There’s never a last goodbye, and never enough time.

We say goodbye to people and places, moms and dads, and it’s all too real.

Celebrated coaches from high school years move on, or you move on, and you hear about their passing.

You remember them with your classmates, then go to their memorial and see the huge crowd.

They had the same effect on others that they had on you. And it’s a surprise.

Saying goodbye to a feeling is different. Sure it’s just a feeling, like any other, but when it relates to sports it comes out of the blue.

Grow up in a small town and everything looks bigger on the outside. That’s when you get slammed by the size of the human heart, your heart.

For the fifth year in a row the North Bend Bulldog football team won their conference. Call them a dynasty and you wouldn’t be wrong.

Just the word dynasty eases the shame and guilt players from the early 1970’s have carried with them, including yours truly.

Three years of varsity ball from ’71-’73 netted few wins. The old Bulldogs were winless in the first two years, scoring four wins in the last.

The learning curve during the ’71 and ’72 death marches proved to the attentive players that no matter the effort they couldn’t win on their own.

One of those players was Robin Richards, a senior in 1971.

Over the summer he collected a wrestling medal for second place at that year’s Junior World Championship in Japan.
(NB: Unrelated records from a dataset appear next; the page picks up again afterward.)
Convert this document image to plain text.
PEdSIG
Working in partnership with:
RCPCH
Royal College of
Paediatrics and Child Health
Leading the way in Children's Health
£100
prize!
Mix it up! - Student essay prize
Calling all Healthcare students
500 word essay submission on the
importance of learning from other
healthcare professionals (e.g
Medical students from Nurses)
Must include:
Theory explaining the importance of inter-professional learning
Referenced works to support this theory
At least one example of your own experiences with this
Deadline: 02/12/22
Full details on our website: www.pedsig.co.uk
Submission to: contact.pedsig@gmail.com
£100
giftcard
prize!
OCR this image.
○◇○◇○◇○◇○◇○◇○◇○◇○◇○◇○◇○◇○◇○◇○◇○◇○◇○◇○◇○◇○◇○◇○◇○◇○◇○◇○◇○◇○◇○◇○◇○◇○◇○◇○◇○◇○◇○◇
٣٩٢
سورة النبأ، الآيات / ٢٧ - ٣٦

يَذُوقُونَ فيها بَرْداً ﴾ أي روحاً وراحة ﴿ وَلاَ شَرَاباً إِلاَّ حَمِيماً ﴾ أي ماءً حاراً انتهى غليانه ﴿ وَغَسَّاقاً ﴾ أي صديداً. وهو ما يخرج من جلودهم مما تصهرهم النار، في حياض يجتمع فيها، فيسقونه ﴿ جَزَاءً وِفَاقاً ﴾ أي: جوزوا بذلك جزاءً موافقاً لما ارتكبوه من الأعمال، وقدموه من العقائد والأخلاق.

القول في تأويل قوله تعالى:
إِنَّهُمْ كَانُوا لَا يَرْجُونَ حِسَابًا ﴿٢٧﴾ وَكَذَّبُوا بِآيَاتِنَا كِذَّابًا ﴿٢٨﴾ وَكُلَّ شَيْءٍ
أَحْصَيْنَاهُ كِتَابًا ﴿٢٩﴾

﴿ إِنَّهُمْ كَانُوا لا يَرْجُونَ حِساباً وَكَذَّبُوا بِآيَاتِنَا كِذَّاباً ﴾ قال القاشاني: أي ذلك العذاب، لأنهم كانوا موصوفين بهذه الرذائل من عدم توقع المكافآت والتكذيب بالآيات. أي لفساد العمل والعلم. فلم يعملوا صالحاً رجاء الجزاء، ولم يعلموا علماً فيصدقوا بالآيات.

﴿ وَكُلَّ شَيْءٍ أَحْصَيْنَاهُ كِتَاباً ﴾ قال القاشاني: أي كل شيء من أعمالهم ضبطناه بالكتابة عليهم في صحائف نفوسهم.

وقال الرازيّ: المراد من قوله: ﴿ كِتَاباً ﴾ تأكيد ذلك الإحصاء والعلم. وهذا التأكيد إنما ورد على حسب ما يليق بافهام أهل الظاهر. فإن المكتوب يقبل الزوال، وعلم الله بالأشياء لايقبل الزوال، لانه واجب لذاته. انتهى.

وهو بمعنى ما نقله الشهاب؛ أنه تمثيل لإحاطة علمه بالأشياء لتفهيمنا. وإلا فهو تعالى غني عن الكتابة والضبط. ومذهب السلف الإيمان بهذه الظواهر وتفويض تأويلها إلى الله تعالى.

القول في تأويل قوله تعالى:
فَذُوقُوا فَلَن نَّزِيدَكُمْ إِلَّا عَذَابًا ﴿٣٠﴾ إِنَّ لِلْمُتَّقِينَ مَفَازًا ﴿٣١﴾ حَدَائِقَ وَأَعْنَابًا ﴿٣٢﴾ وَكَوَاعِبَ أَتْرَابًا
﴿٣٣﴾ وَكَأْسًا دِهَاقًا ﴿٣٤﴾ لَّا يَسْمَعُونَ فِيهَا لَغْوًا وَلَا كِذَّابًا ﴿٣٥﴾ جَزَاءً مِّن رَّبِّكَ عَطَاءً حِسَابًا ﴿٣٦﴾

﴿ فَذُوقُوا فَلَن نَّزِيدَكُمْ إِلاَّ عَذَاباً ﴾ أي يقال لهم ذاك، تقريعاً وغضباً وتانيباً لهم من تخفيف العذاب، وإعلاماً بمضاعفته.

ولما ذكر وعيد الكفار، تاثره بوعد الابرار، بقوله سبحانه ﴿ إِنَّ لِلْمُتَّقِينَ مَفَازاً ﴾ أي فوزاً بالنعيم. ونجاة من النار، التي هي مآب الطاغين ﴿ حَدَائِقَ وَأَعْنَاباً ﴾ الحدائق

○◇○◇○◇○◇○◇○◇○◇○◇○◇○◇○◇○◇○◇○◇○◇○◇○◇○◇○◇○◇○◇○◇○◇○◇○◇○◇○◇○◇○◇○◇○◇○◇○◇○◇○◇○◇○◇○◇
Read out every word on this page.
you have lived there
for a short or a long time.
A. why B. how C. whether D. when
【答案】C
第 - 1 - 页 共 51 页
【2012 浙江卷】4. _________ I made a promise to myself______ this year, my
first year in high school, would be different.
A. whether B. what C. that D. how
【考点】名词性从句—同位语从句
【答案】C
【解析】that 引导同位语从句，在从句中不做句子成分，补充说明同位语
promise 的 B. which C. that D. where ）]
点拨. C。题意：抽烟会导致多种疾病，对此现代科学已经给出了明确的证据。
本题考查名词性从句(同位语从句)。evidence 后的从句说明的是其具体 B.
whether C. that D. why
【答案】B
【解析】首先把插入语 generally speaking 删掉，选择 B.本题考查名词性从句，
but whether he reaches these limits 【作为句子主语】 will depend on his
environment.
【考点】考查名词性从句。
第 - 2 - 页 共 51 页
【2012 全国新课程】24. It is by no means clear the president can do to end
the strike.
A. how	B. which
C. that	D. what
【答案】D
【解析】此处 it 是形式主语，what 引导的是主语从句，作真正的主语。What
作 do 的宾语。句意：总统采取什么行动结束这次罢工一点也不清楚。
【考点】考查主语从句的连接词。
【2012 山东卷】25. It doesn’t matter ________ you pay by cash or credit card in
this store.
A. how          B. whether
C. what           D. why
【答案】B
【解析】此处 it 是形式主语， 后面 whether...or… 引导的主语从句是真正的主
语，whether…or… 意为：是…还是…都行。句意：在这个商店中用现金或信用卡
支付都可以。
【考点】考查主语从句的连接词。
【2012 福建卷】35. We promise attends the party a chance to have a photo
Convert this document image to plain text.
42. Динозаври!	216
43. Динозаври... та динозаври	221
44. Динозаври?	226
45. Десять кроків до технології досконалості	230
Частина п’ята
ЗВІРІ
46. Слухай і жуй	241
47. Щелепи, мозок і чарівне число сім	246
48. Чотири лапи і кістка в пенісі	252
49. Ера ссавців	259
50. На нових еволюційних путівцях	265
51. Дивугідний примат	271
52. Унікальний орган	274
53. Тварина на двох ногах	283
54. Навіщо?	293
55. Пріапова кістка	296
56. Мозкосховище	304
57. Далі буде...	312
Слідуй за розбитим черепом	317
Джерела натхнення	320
He added it to the pile he won after the 1970 wrestling season where he was a Triple Crown winner.

Gold medals in folk style, freestyle, and Greco-Roman hung in his house. So did National Champion medals and awards for being the nation’s top wrestler in any weight class.

As a football player he was as big a loser as his teammates. No victories for the Brown and Gold his senior year.

It was tough, but had to be tougher on such an accomplished athlete. This was a kid who’d traveled to New Zealand and South Africa on Cultural Exchange trips and beat everybody.

He was a mentor for other wrestlers, but during football season he struggled like the rest of us.

High school teammates joined an enormous crowd at his memorial service to say goodbye.

Robin Richards was a winner in life as a school teacher and it rubbed off.

The Bulldogs of the past five years have better football memories than the teams of the early 70’s. Their reunions will bring back The Catch, The Run, The Tackle.

Most of all the kids will have the experience of their last regular season game against their arch rivals. The Marshfield Pirates of Coos Bay stomped the early 70’s Bulldogs in embarrassing fashion. Some of the scores were worse than blowouts.

The Oregon Duck football program wasn’t anything like it is today, so losing miserably seemed almost normal.

Players from the losing seasons left with the sort of raw truth you can’t find anywhere. They weren’t good enough and no one seemed to care. Their wills were broken and it didn’t really matter. Isn’t that real life enough?

Friday night the Pirates had the conference title with a win. Didn’t happen. The Bulldogs went into the Pirates’ den and turned it into a dog house.

Today there’s a winning glow on their shiny helmets. The ‘Dogs even play on a turf field.

With their run of conference titles, it’s time for all Bulldogs to lay down any grief left over from their playing days. The hometown team has given salvation to those who need it.

The young guys don’t know it, but we’re all sharing their joy. We drove and ran North Bend streets with a dark cloud over us. No one needs more clouds in a cloudy place.

After this season the forecast is clear and bright for the playoffs. We can finally say goodbye to a darker time.

Somewhere Robin Richards and Dave Abraham and former Head Coach Howard Johnson are sharing the joy of Bulldog Football.



About David Gillaspie


  1. Mickey McCreery says:

    Well done Bulldog! I enjoyed the game and your blog.

    • David Gillaspie says:

      Hey Mickey,

      Thanks for the good words. There’s something about sports, and the lasting feeling of competing, that drives people to try and do better. The game’s over, the season past, but the urge to get it right one more time lasts and lasts.

      What is your favorite moment? I had one last night watching the Cowboys and Redskins, er, Washington team.